Sin aliento

Salgo de allí corriendo. No podía aguantar más su tono de voz. Mi respiración es entrecortada y el sudor está empapando mi espalda cuando alcanzo la puerta giratoria; nunca me había percatado de lo lento que va el dichoso mecanismo. Apoyo las manos en el cristal para hacer presión y que gire más rápido, pero desisto en cuanto veo al de seguridad mirándome con cara de pocos amigos.

Cruzo la avenida a toda prisa y sin mirar atrás. Necesito recuperar el aliento, así que me refugio en un callejón. Saco mi móvil del bolsillo, tengo una llamada perdida de hace poco. En plena discusión acalorada ni siquiera he escuchado el sonido. Aunque era imposible que escuchara otra cosa que no fueran los gritos que vertía sobre mí el cretino de mi jefe. Yo tampoco me he quedado corta. Le he dicho todo lo que llevaba dentro y lo había estado guardando durante largo tiempo, así que me ha salido todo a borbotones y sin freno.

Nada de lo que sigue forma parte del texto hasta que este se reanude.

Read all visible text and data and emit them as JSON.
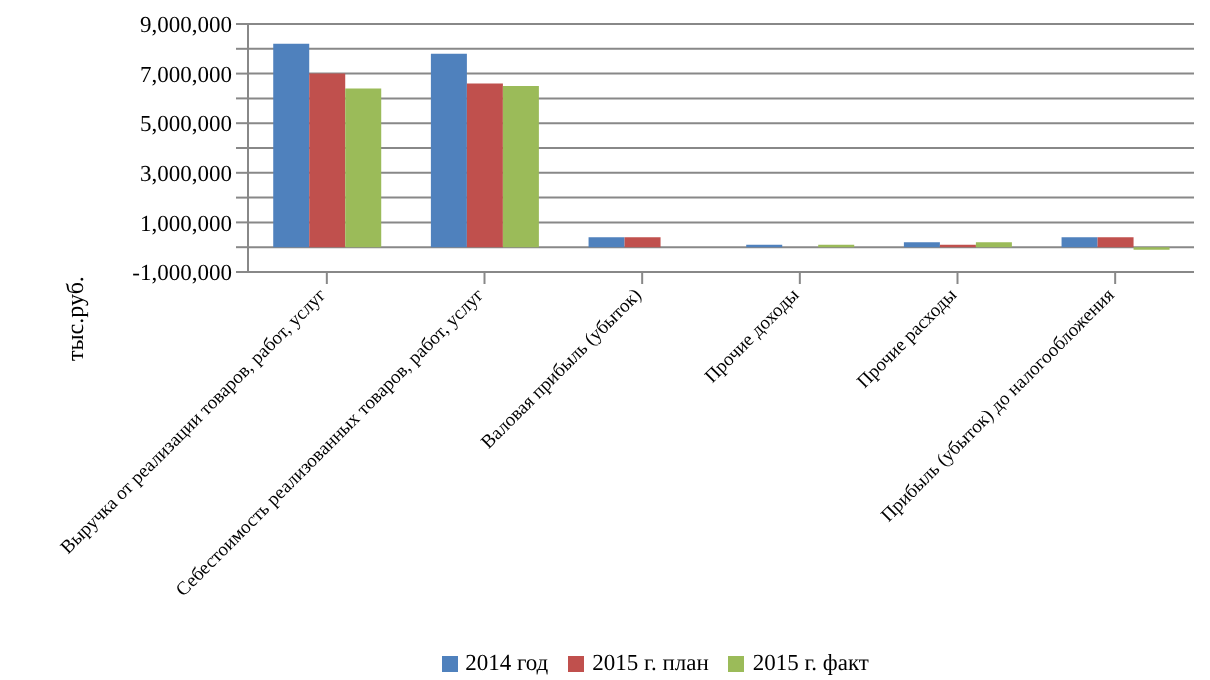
{
  "chart_data": {
    "type": "bar",
    "ylabel": "тыс.руб.",
    "categories": [
      "Выручка от реализации товаров, работ, услуг",
      "Себестоимость реализованных товаров, работ, услуг",
      "Валовая прибыль (убыток)",
      "Прочие доходы",
      "Прочие расходы",
      "Прибыль (убыток) до налогообложения"
    ],
    "series": [
      {
        "name": "2014 год",
        "color": "#4f81bd",
        "values": [
          8200000,
          7800000,
          400000,
          100000,
          200000,
          400000
        ]
      },
      {
        "name": "2015 г. план",
        "color": "#c0504d",
        "values": [
          7000000,
          6600000,
          400000,
          0,
          100000,
          400000
        ]
      },
      {
        "name": "2015 г. факт",
        "color": "#9bbb59",
        "values": [
          6400000,
          6500000,
          0,
          100000,
          200000,
          -100000
        ]
      }
    ],
    "ylim": [
      -1000000,
      9000000
    ],
    "yticks": [
      {
        "value": -1000000,
        "label": "-1,000,000"
      },
      {
        "value": 0,
        "label": null
      },
      {
        "value": 1000000,
        "label": "1,000,000"
      },
      {
        "value": 2000000,
        "label": null
      },
      {
        "value": 3000000,
        "label": "3,000,000"
      },
      {
        "value": 4000000,
        "label": null
      },
      {
        "value": 5000000,
        "label": "5,000,000"
      },
      {
        "value": 6000000,
        "label": null
      },
      {
        "value": 7000000,
        "label": "7,000,000"
      },
      {
        "value": 8000000,
        "label": null
      },
      {
        "value": 9000000,
        "label": "9,000,000"
      }
    ],
    "grid": "y",
    "legend": "bottom"
  }
}
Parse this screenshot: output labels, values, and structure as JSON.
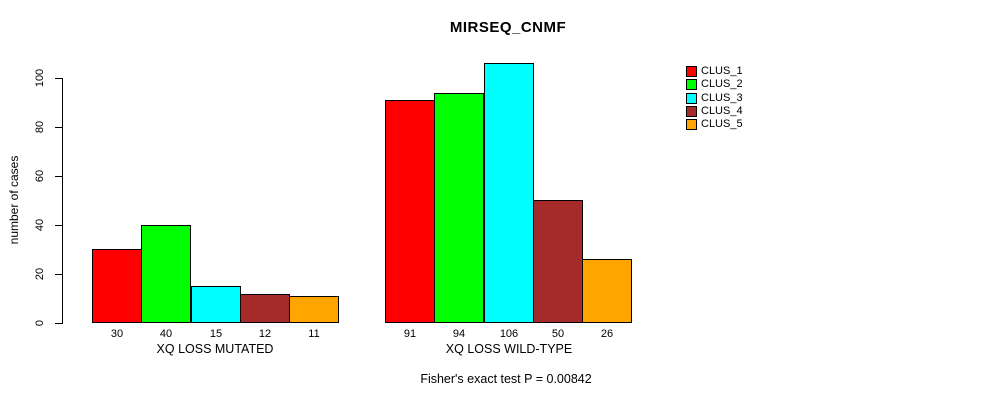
{
  "title": "MIRSEQ_CNMF",
  "chart_data": {
    "type": "bar",
    "title": "MIRSEQ_CNMF",
    "xlabel": "",
    "ylabel": "number of cases",
    "categories": [
      "XQ LOSS MUTATED",
      "XQ LOSS WILD-TYPE"
    ],
    "series": [
      {
        "name": "CLUS_1",
        "color": "#ff0000",
        "values": [
          30,
          91
        ]
      },
      {
        "name": "CLUS_2",
        "color": "#00ff00",
        "values": [
          40,
          94
        ]
      },
      {
        "name": "CLUS_3",
        "color": "#00ffff",
        "values": [
          15,
          106
        ]
      },
      {
        "name": "CLUS_4",
        "color": "#a52a2a",
        "values": [
          12,
          50
        ]
      },
      {
        "name": "CLUS_5",
        "color": "#ffa500",
        "values": [
          11,
          26
        ]
      }
    ],
    "bar_value_labels": [
      [
        30,
        40,
        15,
        12,
        11
      ],
      [
        91,
        94,
        106,
        50,
        26
      ]
    ],
    "yticks": [
      0,
      20,
      40,
      60,
      80,
      100
    ],
    "ylim": [
      0,
      107
    ],
    "grid": false,
    "legend_position": "right",
    "legend_labels": [
      "CLUS_1",
      "CLUS_2",
      "CLUS_3",
      "CLUS_4",
      "CLUS_5"
    ],
    "annotation": "Fisher's exact test P = 0.00842"
  }
}
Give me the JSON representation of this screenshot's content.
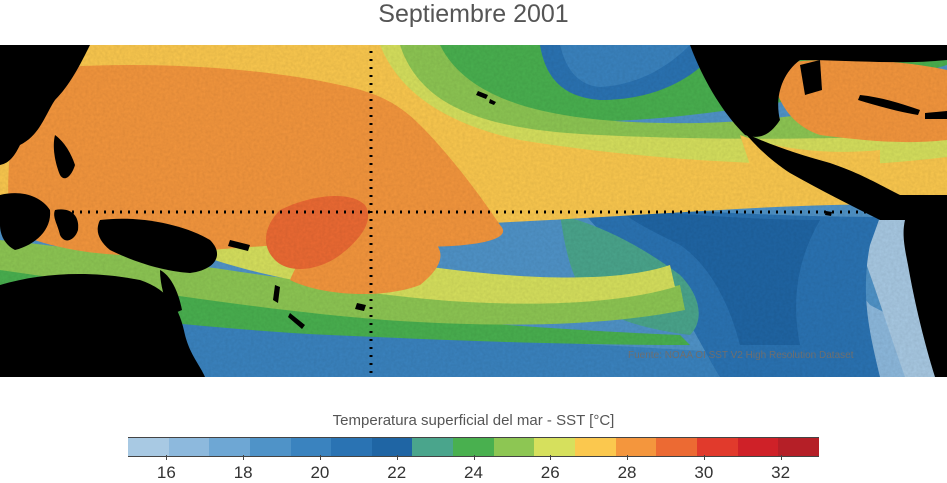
{
  "title": "Septiembre 2001",
  "credit": "Fuente: NOAA OI SST V2 High Resolution Dataset",
  "colorbar": {
    "label": "Temperatura superficial del mar - SST  [°C]",
    "min": 15,
    "max": 33,
    "tick_values": [
      16,
      18,
      20,
      22,
      24,
      26,
      28,
      30,
      32
    ],
    "tick_labels": [
      "16",
      "18",
      "20",
      "22",
      "24",
      "26",
      "28",
      "30",
      "32"
    ],
    "colors": [
      "#a8c9e3",
      "#8db9dd",
      "#6ea7d4",
      "#4f93c8",
      "#3a83bf",
      "#2a73b3",
      "#1f65a4",
      "#4aa58c",
      "#49b04f",
      "#8dc653",
      "#d6e05d",
      "#fbc84e",
      "#f4963d",
      "#ec6a33",
      "#e13a2c",
      "#cf2128",
      "#b51f27"
    ]
  },
  "colors": {
    "land": "#000000",
    "gridline": "#000000",
    "warm_pool": "#ef7a37",
    "warm_core": "#e85a2c",
    "cold_tongue": "#1f65a4",
    "coastal_cold": "#a8c9e3"
  },
  "map": {
    "regions": [
      "western-pacific-warm-pool",
      "equatorial-cold-tongue",
      "north-pacific",
      "south-pacific",
      "caribbean"
    ]
  }
}
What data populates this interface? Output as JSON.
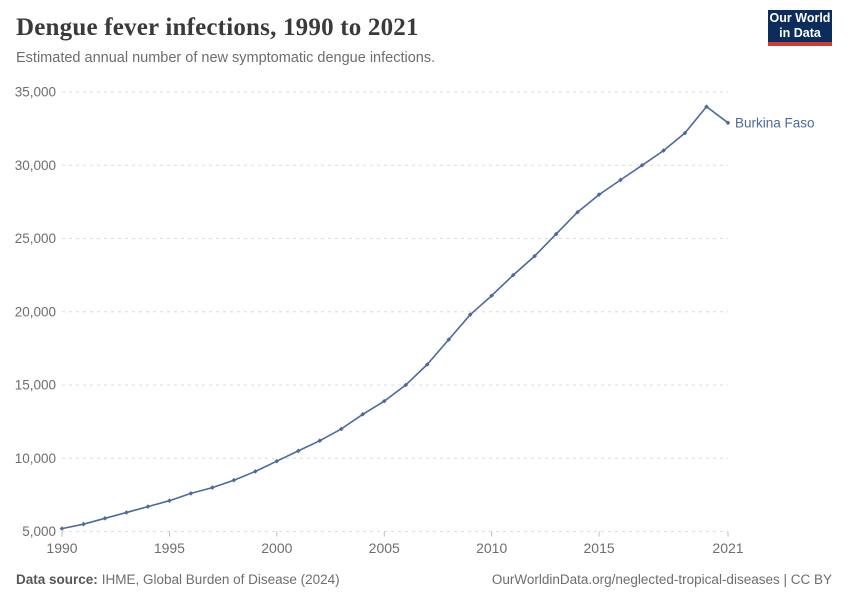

Todo se remonta a hace dos meses, cuando me encargó que cubriera la noticia sobre un asesinato que tuvo mucho revuelo mediático. Seguí el curso de la investigación a conciencia e invirtiendo más horas de las debidas, entrevisté a todas las personas relacionadas con el asunto e incluso me hice con información privilegiada sobre el caso, gracias a que el investigador al mando de la operación está coladito por mí y con un poco de coqueteo no me fue difícil sonsacarle cierta información clasificada. El caso quedó sin resolver: se encontró el cuerpo, se halló el arma homicida, se determinó la causa de la muerte,… pero no dieron con el culpable. Aun así, mi artículo quedó perfecto y ese día nuestro periódico fue el más leído de la ciudad.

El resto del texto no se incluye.